Je trouve que les artistes sont souvent pressés d’organiser des concerts, sans tenir compte de certains paramètres importants. Pour réussir un concert, il faut convaincre le public, avoir des fans bien au-delà de ses parents-amis-et-connaissances, participer à des grands concerts en guest star. Aujourd’hui, après deux passages aux plateaux de télés, deux passages à la radio, l’artiste se surestime populaire. Nous, à l’autre époque, bien qu’il n’y’avait pas tellement de médias, on a dû participer à des grands concerts qu’organisait l’Etat et autres grands promoteurs. Nous avons pris le temps de faire les scènes en guest star, convaincre le public et avoir l’expérience des concerts. Je pense qu’aujourd’hui il est beaucoup plus facile de se faire un large public avec la douzaine de chaines de télévision que nous avons. On ne peut pas réussir un concert sans être connu. Tous les artistes qui ont fait les « potos » n’ont pas suffisamment fait leur promotion.

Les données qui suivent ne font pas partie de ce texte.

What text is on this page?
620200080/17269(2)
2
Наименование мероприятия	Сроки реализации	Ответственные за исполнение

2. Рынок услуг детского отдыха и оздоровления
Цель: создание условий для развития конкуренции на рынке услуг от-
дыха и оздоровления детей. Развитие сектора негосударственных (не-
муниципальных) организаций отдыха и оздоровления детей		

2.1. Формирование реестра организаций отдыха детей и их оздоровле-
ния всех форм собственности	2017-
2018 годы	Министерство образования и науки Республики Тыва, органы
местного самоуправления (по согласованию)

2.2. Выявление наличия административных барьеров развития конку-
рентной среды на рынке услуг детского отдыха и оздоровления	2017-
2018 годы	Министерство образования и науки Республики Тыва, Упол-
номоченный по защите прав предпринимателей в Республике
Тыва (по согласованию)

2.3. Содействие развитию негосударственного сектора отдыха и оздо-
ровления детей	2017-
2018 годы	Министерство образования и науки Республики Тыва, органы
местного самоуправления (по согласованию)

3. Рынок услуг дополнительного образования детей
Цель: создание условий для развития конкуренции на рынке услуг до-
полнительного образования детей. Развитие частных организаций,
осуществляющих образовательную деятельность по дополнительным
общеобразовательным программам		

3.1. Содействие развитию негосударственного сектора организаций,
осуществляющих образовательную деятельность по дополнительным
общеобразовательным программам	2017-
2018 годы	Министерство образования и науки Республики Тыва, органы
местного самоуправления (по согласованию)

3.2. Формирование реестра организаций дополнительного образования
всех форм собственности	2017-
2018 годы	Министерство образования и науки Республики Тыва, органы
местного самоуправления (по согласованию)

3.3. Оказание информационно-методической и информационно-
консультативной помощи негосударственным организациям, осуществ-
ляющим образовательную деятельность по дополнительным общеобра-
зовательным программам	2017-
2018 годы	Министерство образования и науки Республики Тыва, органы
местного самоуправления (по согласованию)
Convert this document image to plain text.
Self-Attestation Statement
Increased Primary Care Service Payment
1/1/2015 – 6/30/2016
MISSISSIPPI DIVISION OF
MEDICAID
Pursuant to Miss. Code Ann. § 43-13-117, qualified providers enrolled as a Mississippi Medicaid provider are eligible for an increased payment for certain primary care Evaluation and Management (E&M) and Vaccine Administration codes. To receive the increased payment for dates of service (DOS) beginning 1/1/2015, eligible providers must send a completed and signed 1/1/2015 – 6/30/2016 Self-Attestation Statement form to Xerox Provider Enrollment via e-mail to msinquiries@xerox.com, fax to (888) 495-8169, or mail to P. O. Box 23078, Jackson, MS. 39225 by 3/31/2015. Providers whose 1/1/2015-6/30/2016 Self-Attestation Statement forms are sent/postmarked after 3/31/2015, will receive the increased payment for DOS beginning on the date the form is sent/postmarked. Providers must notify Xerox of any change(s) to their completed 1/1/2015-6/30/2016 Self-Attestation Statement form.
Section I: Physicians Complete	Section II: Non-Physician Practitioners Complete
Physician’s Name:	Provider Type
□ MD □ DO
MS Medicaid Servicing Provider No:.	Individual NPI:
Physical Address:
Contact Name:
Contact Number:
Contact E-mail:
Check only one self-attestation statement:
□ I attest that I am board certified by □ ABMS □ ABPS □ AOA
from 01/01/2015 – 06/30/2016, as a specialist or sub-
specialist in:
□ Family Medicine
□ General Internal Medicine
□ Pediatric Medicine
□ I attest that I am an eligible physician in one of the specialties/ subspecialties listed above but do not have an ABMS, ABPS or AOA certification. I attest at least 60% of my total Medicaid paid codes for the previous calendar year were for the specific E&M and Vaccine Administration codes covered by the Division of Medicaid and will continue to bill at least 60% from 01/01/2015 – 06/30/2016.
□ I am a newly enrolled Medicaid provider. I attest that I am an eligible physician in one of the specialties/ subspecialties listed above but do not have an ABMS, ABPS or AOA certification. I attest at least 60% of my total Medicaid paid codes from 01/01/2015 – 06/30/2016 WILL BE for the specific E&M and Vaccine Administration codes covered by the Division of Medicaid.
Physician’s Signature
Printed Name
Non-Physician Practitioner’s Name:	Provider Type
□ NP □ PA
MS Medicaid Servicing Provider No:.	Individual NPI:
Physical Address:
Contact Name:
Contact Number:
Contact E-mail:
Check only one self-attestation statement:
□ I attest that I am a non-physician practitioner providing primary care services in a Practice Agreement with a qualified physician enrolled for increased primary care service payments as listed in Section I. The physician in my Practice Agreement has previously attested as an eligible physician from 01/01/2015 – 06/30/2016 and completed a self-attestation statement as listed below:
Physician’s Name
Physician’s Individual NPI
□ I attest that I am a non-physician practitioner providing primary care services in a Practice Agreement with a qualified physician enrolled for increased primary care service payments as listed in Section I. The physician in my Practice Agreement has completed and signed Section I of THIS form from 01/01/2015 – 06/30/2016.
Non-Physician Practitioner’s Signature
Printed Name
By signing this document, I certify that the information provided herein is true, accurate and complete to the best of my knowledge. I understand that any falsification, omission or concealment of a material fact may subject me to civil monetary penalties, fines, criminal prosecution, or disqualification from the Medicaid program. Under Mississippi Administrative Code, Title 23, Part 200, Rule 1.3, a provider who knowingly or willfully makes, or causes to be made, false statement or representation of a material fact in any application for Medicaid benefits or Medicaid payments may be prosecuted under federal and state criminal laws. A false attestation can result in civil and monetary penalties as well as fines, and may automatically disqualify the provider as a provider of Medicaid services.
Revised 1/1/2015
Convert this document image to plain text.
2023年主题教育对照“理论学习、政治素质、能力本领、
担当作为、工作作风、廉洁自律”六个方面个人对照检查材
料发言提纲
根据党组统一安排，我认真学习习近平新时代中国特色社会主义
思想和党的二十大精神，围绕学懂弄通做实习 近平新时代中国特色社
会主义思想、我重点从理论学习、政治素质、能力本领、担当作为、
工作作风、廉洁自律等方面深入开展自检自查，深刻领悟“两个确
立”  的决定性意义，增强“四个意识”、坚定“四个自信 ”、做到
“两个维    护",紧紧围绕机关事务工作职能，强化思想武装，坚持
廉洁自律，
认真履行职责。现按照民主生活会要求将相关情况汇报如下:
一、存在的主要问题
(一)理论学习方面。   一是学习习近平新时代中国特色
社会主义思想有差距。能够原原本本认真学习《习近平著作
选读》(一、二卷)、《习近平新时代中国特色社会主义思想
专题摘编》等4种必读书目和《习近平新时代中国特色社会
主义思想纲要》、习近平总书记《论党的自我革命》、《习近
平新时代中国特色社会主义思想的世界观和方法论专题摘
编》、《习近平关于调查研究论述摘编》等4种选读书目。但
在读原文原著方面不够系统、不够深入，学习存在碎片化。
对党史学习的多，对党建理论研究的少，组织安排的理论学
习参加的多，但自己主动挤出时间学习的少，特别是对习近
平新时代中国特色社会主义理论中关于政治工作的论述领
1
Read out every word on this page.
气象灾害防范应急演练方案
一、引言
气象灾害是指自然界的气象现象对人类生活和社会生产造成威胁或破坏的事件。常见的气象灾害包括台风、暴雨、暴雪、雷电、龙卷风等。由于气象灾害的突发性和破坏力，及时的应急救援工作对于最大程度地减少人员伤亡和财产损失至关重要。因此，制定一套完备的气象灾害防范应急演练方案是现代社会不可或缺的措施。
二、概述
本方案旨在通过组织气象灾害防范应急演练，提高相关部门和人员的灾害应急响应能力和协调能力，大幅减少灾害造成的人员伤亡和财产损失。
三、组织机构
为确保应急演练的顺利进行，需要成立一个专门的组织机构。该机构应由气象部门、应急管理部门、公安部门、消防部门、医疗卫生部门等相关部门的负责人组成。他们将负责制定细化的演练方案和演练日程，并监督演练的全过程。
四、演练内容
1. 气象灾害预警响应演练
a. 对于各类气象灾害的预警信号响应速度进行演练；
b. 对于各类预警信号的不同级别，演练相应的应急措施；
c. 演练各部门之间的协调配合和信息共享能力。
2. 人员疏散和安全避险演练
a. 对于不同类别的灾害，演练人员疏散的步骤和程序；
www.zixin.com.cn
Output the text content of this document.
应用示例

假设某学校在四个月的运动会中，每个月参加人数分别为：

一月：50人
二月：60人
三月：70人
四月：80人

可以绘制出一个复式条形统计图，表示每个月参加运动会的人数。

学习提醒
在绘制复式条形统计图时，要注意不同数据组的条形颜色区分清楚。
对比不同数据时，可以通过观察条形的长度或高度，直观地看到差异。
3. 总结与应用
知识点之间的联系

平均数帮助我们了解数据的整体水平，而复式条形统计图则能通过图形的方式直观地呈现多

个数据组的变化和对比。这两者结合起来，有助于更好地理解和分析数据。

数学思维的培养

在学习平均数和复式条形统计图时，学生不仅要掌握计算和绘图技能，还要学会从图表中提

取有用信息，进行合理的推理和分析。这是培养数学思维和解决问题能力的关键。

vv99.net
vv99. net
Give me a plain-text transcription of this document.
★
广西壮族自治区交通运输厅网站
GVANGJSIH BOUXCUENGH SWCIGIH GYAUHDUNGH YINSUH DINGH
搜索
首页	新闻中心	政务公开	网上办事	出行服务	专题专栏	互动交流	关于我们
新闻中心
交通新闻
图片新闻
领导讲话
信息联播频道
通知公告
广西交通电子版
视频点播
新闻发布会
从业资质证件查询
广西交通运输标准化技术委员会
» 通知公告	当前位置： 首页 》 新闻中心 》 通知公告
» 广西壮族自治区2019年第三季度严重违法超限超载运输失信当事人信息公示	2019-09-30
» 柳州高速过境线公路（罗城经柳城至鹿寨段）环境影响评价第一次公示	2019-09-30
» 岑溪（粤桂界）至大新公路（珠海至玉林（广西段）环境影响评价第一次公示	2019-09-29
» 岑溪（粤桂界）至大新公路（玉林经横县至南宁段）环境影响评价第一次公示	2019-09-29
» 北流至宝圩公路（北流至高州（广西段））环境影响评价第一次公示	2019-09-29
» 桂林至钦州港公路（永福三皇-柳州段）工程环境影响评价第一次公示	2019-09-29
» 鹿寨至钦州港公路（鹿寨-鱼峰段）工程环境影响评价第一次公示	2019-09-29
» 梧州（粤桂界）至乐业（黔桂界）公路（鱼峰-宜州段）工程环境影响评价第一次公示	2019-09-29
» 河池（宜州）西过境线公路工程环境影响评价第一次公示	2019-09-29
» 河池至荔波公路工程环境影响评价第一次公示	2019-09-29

Et, au niveau de l’association comment et par quel moyen comptez-vous amener les artistes nigériens à avoir des carrières professionnelles ?
Nous avons tout un cahier de charge. Il y’a des formations que nous allons initier jusqu’à l’intérieur du pays. Nous allons essayer de fédérer, mettre à niveau toutes les structures d’artistes et avancer ensemble. Mais il faut que les gens acceptent qu’il nous faut apprendre comment faire certaines choses et qu’ils acceptent nous voir collaborer avec les structures des autres pays afin de partager des expériences. C’est ainsi que nous allons développer notre secteur. Dans cette démarche, nous avons le soutien des autorités. Nous sommes en bonne collaboration avec le ministère de la Renaissance Culturelle. Nous avons leur confiance ainsi que leur soutien. Il y’a également le président de la délégation spéciale de la ville de Niamey qui a envie de voir la musique nigérienne s’exprimer en toute aisance qu’il faut. Heureusement jusqu’à la primature, les artistes nigériens sont soutenus. C’est vrai, nous n’avons pas encore pris contact avec le nouveau Bureau de l’ANACIMM mais, ils savent ce que nous faisons. Je suis sûr que les portes nous sont ouvertes et qu’ils vont accompagner davantage cette dynamique.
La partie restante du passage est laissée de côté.